Friday, January 4, 2013

A Quick Probability Conundrum

In my discussion of Kingdom Builder yesterday, I mentioned that only after a few months of playing the game did we finally draw all twelve of the scoring objective cards, and that seemed unusual. That got me thinking: how unusual is it really? How many games of Kingdom Builder should I expect to have played before I encountered all twelve at random? Here's the same problem, rephrased to make it more general:

I have twelve cards, each marked with a different integer 1 through 12. The cards are identical except for the markings. Every day, I draw three cards at random, without replacement. I record the number on each card then replace the cards into the deck. Then, I shuffle the deck. The next day, I repeat the same steps: draw without replacement, record the numbers, replace, and shuffle. We'll say for the sake of argument that I shuffle thoroughly enough to make the deck truly random, and that today's picks are independent of what yesterday's were.

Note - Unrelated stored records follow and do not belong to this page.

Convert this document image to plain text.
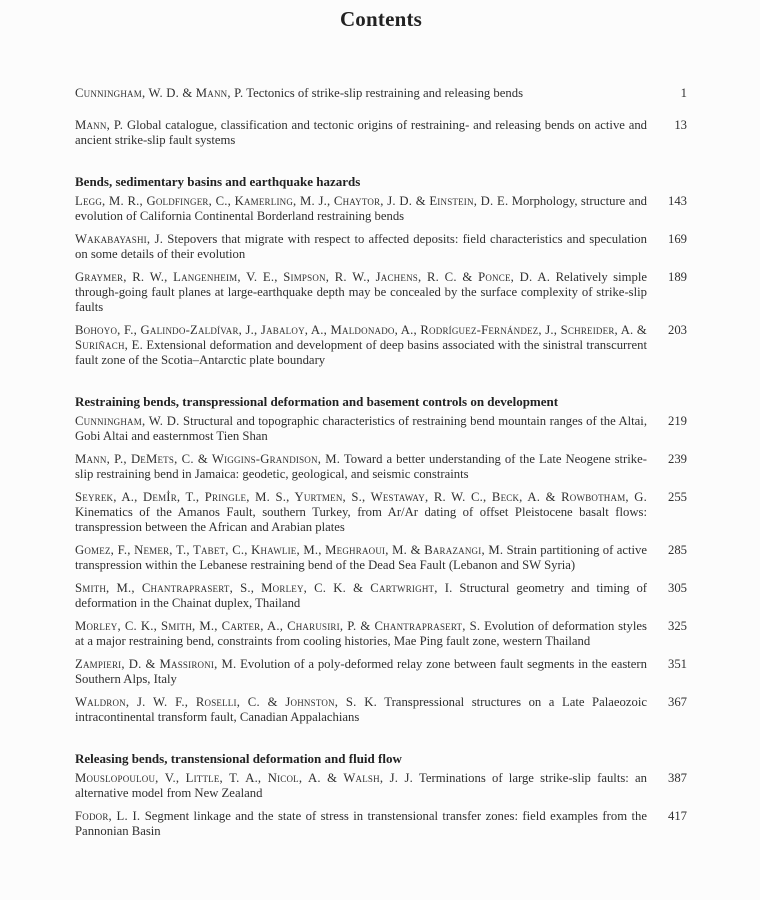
Contents
Cunningham, W. D. & Mann, P. Tectonics of strike-slip restraining and releasing bends	1
Mann, P. Global catalogue, classification and tectonic origins of restraining- and releasing bends on active and ancient strike-slip fault systems
13
Bends, sedimentary basins and earthquake hazards
Legg, M. R., Goldfinger, C., Kamerling, M. J., Chaytor, J. D. & Einstein, D. E. Morphology, structure and evolution of California Continental Borderland restraining bends
143
Wakabayashi, J. Stepovers that migrate with respect to affected deposits: field characteristics and speculation on some details of their evolution
169
Graymer, R. W., Langenheim, V. E., Simpson, R. W., Jachens, R. C. & Ponce, D. A. Relatively simple through-going fault planes at large-earthquake depth may be concealed by the surface complexity of strike-slip faults
189
Bohoyo, F., Galindo-Zaldívar, J., Jabaloy, A., Maldonado, A., Rodríguez-Fernández, J., Schreider, A. & Suriñach, E. Extensional deformation and development of deep basins associated with the sinistral transcurrent fault zone of the Scotia–Antarctic plate boundary
203
Restraining bends, transpressional deformation and basement controls on development
Cunningham, W. D. Structural and topographic characteristics of restraining bend mountain ranges of the Altai, Gobi Altai and easternmost Tien Shan
219
Mann, P., DeMets, C. & Wiggins-Grandison, M. Toward a better understanding of the Late Neogene strike-slip restraining bend in Jamaica: geodetic, geological, and seismic constraints
239
Seyrek, A., Demİr, T., Pringle, M. S., Yurtmen, S., Westaway, R. W. C., Beck, A. & Rowbotham, G. Kinematics of the Amanos Fault, southern Turkey, from Ar/Ar dating of offset Pleistocene basalt flows: transpression between the African and Arabian plates
255
Gomez, F., Nemer, T., Tabet, C., Khawlie, M., Meghraoui, M. & Barazangi, M. Strain partitioning of active transpression within the Lebanese restraining bend of the Dead Sea Fault (Lebanon and SW Syria)
285
Smith, M., Chantraprasert, S., Morley, C. K. & Cartwright, I. Structural geometry and timing of deformation in the Chainat duplex, Thailand
305
Morley, C. K., Smith, M., Carter, A., Charusiri, P. & Chantraprasert, S. Evolution of deformation styles at a major restraining bend, constraints from cooling histories, Mae Ping fault zone, western Thailand
325
Zampieri, D. & Massironi, M. Evolution of a poly-deformed relay zone between fault segments in the eastern Southern Alps, Italy
351
Waldron, J. W. F., Roselli, C. & Johnston, S. K. Transpressional structures on a Late Palaeozoic intracontinental transform fault, Canadian Appalachians
367
Releasing bends, transtensional deformation and fluid flow
Mouslopoulou, V., Little, T. A., Nicol, A. & Walsh, J. J. Terminations of large strike-slip faults: an alternative model from New Zealand
387
Fodor, L. I. Segment linkage and the state of stress in transtensional transfer zones: field examples from the Pannonian Basin
417
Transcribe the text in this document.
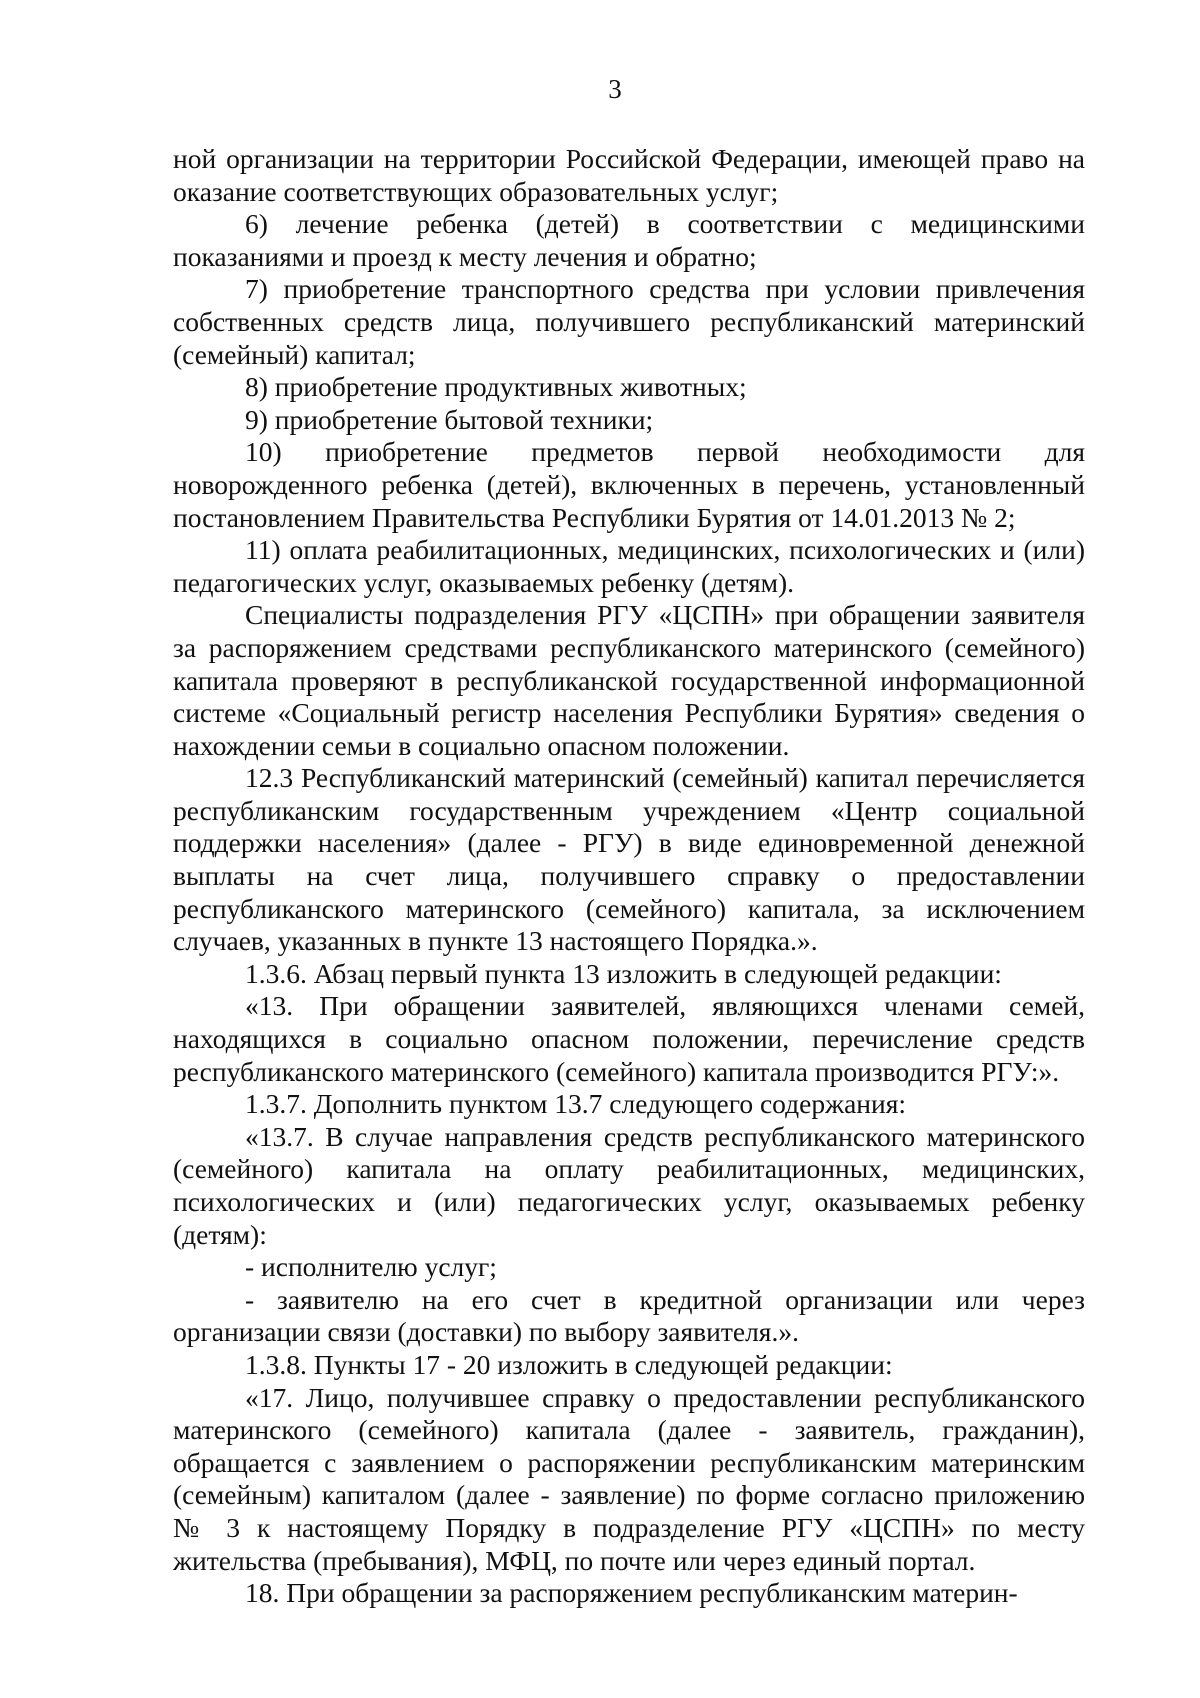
3

ной организации на территории Российской Федерации, имеющей право на оказание соответствующих образовательных услуг;

6) лечение ребенка (детей) в соответствии с медицинскими показаниями и проезд к месту лечения и обратно;

7) приобретение транспортного средства при условии привлечения собственных средств лица, получившего республиканский материнский (семейный) капитал;

8) приобретение продуктивных животных;

9) приобретение бытовой техники;

10) приобретение предметов первой необходимости для новорожденного ребенка (детей), включенных в перечень, установленный постановлением Правительства Республики Бурятия от 14.01.2013 № 2;

11) оплата реабилитационных, медицинских, психологических и (или) педагогических услуг, оказываемых ребенку (детям).

Специалисты подразделения РГУ «ЦСПН» при обращении заявителя за распоряжением средствами республиканского материнского (семейного) капитала проверяют в республиканской государственной информационной системе «Социальный регистр населения Республики Бурятия» сведения о нахождении семьи в социально опасном положении.

12.3 Республиканский материнский (семейный) капитал перечисляется республиканским государственным учреждением «Центр социальной поддержки населения» (далее - РГУ) в виде единовременной денежной выплаты на счет лица, получившего справку о предоставлении республиканского материнского (семейного) капитала, за исключением случаев, указанных в пункте 13 настоящего Порядка.».

1.3.6. Абзац первый пункта 13 изложить в следующей редакции:

«13. При обращении заявителей, являющихся членами семей, находящихся в социально опасном положении, перечисление средств республиканского материнского (семейного) капитала производится РГУ:».

1.3.7. Дополнить пунктом 13.7 следующего содержания:

«13.7. В случае направления средств республиканского материнского (семейного) капитала на оплату реабилитационных, медицинских, психологических и (или) педагогических услуг, оказываемых ребенку (детям):

- исполнителю услуг;

- заявителю на его счет в кредитной организации или через организации связи (доставки) по выбору заявителя.».

1.3.8. Пункты 17 - 20 изложить в следующей редакции:

«17. Лицо, получившее справку о предоставлении республиканского материнского (семейного) капитала (далее - заявитель, гражданин), обращается с заявлением о распоряжении республиканским материнским (семейным) капиталом (далее - заявление) по форме согласно приложению № 3 к настоящему Порядку в подразделение РГУ «ЦСПН» по месту жительства (пребывания), МФЦ, по почте или через единый портал.

18. При обращении за распоряжением республиканским материн-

How long should I expect to keep drawing cards before I've drawn all twelve? A couple of attributes of the probability distribution are intuitively obvious. The minimum number of days would be four: if you drew three different cards for each of four different days, you would get to twelve. But that has to be a pretty unlikely event; by day three, you're more likely than not to repeat at least one number. At the other end, the distribution should trail toward infinity: after an infinite number of days, you're guaranteed to have drawn all twelve, but the "guarantee" only comes at infinity. After a hundred days, or a thousand, it's less and less likely but still possible that there's one recalcitrant card that hasn't shown up.

I'd be interested in seeing the entire probability distribution, either the pdf (differentiated form) or cdf (integrated form). In particular, I want to know where the cdf crosses 0.5--that is, at what day it becomes more likely than not that I have seen all twelve. It would be an easy enough system to model, but I'm also interested in an analytical solution if it exists.